A shortlived SPPS facility is still producing papers – this week it’s the PRL paper by Aaron Lindenberg and some 28 co-authors ” X-Ray Diffuse Scattering Measurements of Nucleation Dynamics at Femtosecond Resolution” Phys. Rev. Lett. 100, 135502 (2008).

This is yet another pump-probe experiment, where pump is a femtosecond laser which ablates/melts a crystal, and a probe is a sub-picosecond x-ray pulse from SPPS. X-ray probe pulse length is still a limiting parameter in overall time resolution of such pump-probe setups. This experiment had a time resolution of 700 fs, but in the near future at XFEL facilities such as LCLS the time resolution will approach tens of femtosecond.

Lindenberg and coworkers were able to look at both high-angle and small-angle diffuse scattering resulting in ablation process in this time-resolved mode. Their data indicates presence of short-lived nanoscale voids (shown in green in the figure on the right) in the liquid state caused by the laser pulse, and these voids merge together to form larger voids over the timescale of 20 ps or so – claims supported by molecular dynamics simulations. While their data was taken in reciprocal space, by recording ensemble-averaged structure factor S(q) at various time delays from the laser pulse, in the future one could envision fully inverting the speckle patterns shown in the figure above, to obtain a real-space images of the nanoscale voids.

Giant molecules or tiny crystals?

Nature Materials has a News and Views article by Ian Robinson titled “Coherent diffraction: Giant molecules or tiny crystals?”, which reviews recent coherent electron diffraction results by Huang et al. featured here earlier. One of the interesting points made in this mini-review is the phase diagram on the left showing a transition from bulk cubic crystal to decahedral and icosahedral structures, including quasi-molten and liquid phases.

Near-Field X-ray Speckle

There is a brand new paper that appeared today in Nature Physics by Cerbino and co-workers that describes a new x-ray coherent technique based on observations of Near-Field Speckle pattern.
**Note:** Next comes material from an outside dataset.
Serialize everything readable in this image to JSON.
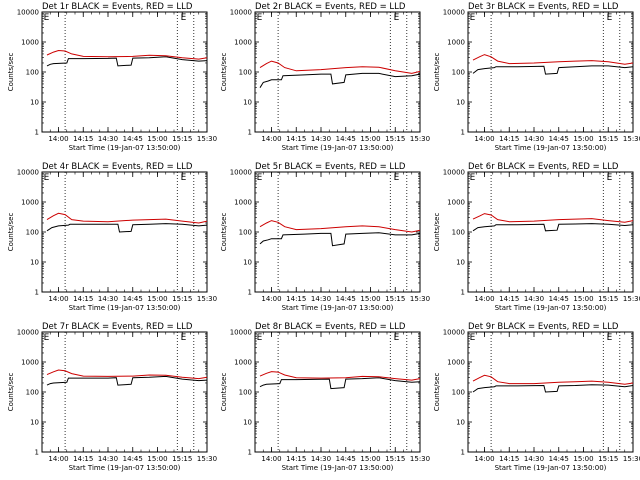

Typically x-ray speckles (or visible light speckles) are observed in Fraunhoffer, or far-field diffraction regime, in which parallel beam approximation can be applied.

The other extreme regime is the near-field (aka Fresnel) geometry, where the detector is placed in the relative vicinity of the sample. This regime is often ignored by scientists because of the complicated scattering patterns caused by interference between scattered and transmitted beams.

However, recently it was shown that Fresnel geometry has some advantages – both in terms of performing lensless imaging microscopy: curved wavefronts, resulting from for example focusing Fresnel Zone Plate optics, result in faster convergence of lensless imaging algorythms – see this paper by Williams et al. Phys. Rev. Lett. 97, 025506 (2006) - and now in terms of using near-field x-ray speckle for X-ray Photon Correlation Spectroscopy.

The Near-Field Speckle setup is limited to relatively small Q-range – the example used in the featured paper by Cerbino et. al is covering ultra-small angle scattering range of Q<0.001 inverse nanometers, corresponding to lengthscales on the order of 10 microns. While such low angles are difficult to access with far-field hard x-ray speckle, the same lengthscales can in principle be reached with visible light (laser) speckle – dynamic light scattering techniques. However, one big advantage of x-rays here is their penetrating
ability and no complications due to multiple scattering effects. Therefore, Near Field X-ray Speckle has a lot of potential for use in non-transparent materials and thick specimens where multiple light scattering effects make laser-based measurements difficult.